The future application of reflectometric interference spectroscopy in sensitive areas of medicine and food industry can expect additional pressure regarding product safety. The FDA (Food and Drug Administration) in the US as well as the EMEA (European Agency for the Evaluation of Medical Products) in Europe plan to mandate proof of authenticity for drugs and medical products through certified original manufacturer data, which will be expanded to sensitive analytical methods and their required components, like the two-dimensional carriers used here for analysis.
In order to attain this goal, a so-called Data Matrix Code has already been developed as a two-dimensional code. In its best-known application, a permanent directly label inscribed with laser light is used in the field of analytical instruments and instruments in chemistry and medicine.
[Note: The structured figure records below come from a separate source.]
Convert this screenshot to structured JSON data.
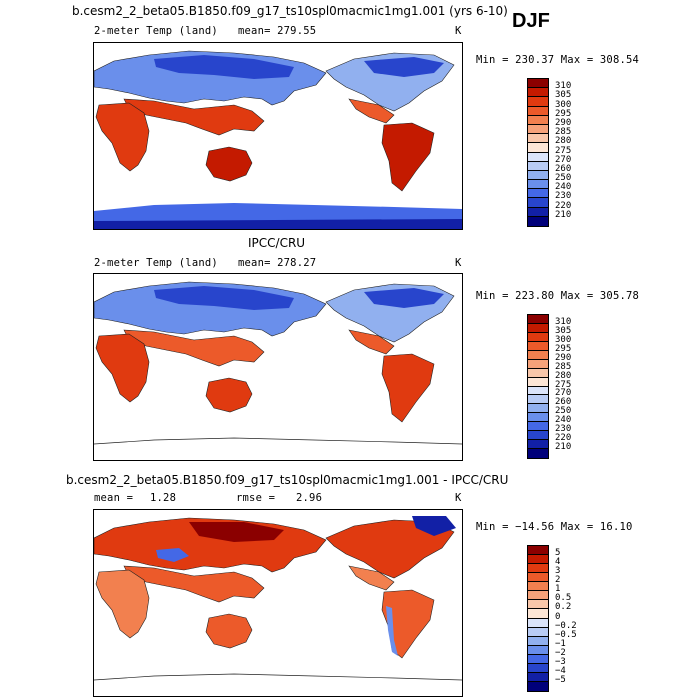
{
  "season": "DJF",
  "panels": [
    {
      "title": "b.cesm2_2_beta05.B1850.f09_g17_ts10spl0macmic1mg1.001 (yrs 6-10)",
      "variable": "2-meter Temp (land)",
      "mean": "mean= 279.55",
      "units": "K",
      "minmax": "Min = 230.37 Max = 308.54",
      "levels": [
        "310",
        "305",
        "300",
        "295",
        "290",
        "285",
        "280",
        "275",
        "270",
        "260",
        "250",
        "240",
        "230",
        "220",
        "210"
      ],
      "colors": [
        "#8b0000",
        "#c41a00",
        "#e03a10",
        "#ec5a2a",
        "#f2804f",
        "#f6a27a",
        "#f9c7aa",
        "#fde6d6",
        "#dbe4fa",
        "#b9ccf5",
        "#91b0ef",
        "#6a8feb",
        "#4468e6",
        "#2845cc",
        "#1220a6",
        "#00007a"
      ]
    },
    {
      "title": "IPCC/CRU",
      "variable": "2-meter Temp (land)",
      "mean": "mean= 278.27",
      "units": "K",
      "minmax": "Min = 223.80 Max = 305.78",
      "levels": [
        "310",
        "305",
        "300",
        "295",
        "290",
        "285",
        "280",
        "275",
        "270",
        "260",
        "250",
        "240",
        "230",
        "220",
        "210"
      ],
      "colors": [
        "#8b0000",
        "#c41a00",
        "#e03a10",
        "#ec5a2a",
        "#f2804f",
        "#f6a27a",
        "#f9c7aa",
        "#fde6d6",
        "#dbe4fa",
        "#b9ccf5",
        "#91b0ef",
        "#6a8feb",
        "#4468e6",
        "#2845cc",
        "#1220a6",
        "#00007a"
      ]
    },
    {
      "title": "b.cesm2_2_beta05.B1850.f09_g17_ts10spl0macmic1mg1.001 - IPCC/CRU",
      "mean_label": "mean =",
      "mean_value": "1.28",
      "rmse_label": "rmse =",
      "rmse_value": "2.96",
      "units": "K",
      "minmax": "Min = −14.56 Max =  16.10",
      "levels": [
        "5",
        "4",
        "3",
        "2",
        "1",
        "0.5",
        "0.2",
        "0",
        "−0.2",
        "−0.5",
        "−1",
        "−2",
        "−3",
        "−4",
        "−5"
      ],
      "colors": [
        "#8b0000",
        "#c41a00",
        "#e03a10",
        "#ec5a2a",
        "#f2804f",
        "#f6a27a",
        "#f9c7aa",
        "#fde6d6",
        "#dbe4fa",
        "#b9ccf5",
        "#91b0ef",
        "#6a8feb",
        "#4468e6",
        "#2845cc",
        "#1220a6",
        "#00007a"
      ]
    }
  ]
}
Several predetermined code patterns, typical in the form of a square or rectangular code image, are employed herein. These are defined and described in DIN standards, and are therefore capable of providing mandatory worldwide data and product safety. However, they cannot be used for applications of reflectometric interference spectroscopy, because they may on one hand, when applied on the substrate surface, falsify the analytical results because the code information is encoded in very compact form as a pattern of dots. On the other hand, there is the additional difficulty that the code scanner required for checking the code is incapable of reading the data out and checking the data in the analytic process itself. In addition, these codes are also not sufficiently informative, because they identify the basic material, but not the actual coating.
It is therefore the object of the present invention to optimize the specific preparation of a carrier which is used for performing optical measurement methods and which is suitable to test and to determine any type of physical, chemical or biochemical interaction, wherein the carrier is optimized with respect to quality assurance so that the method can be performed more safely and with less errors, and to satisfy future regulatory requirements and restrictions.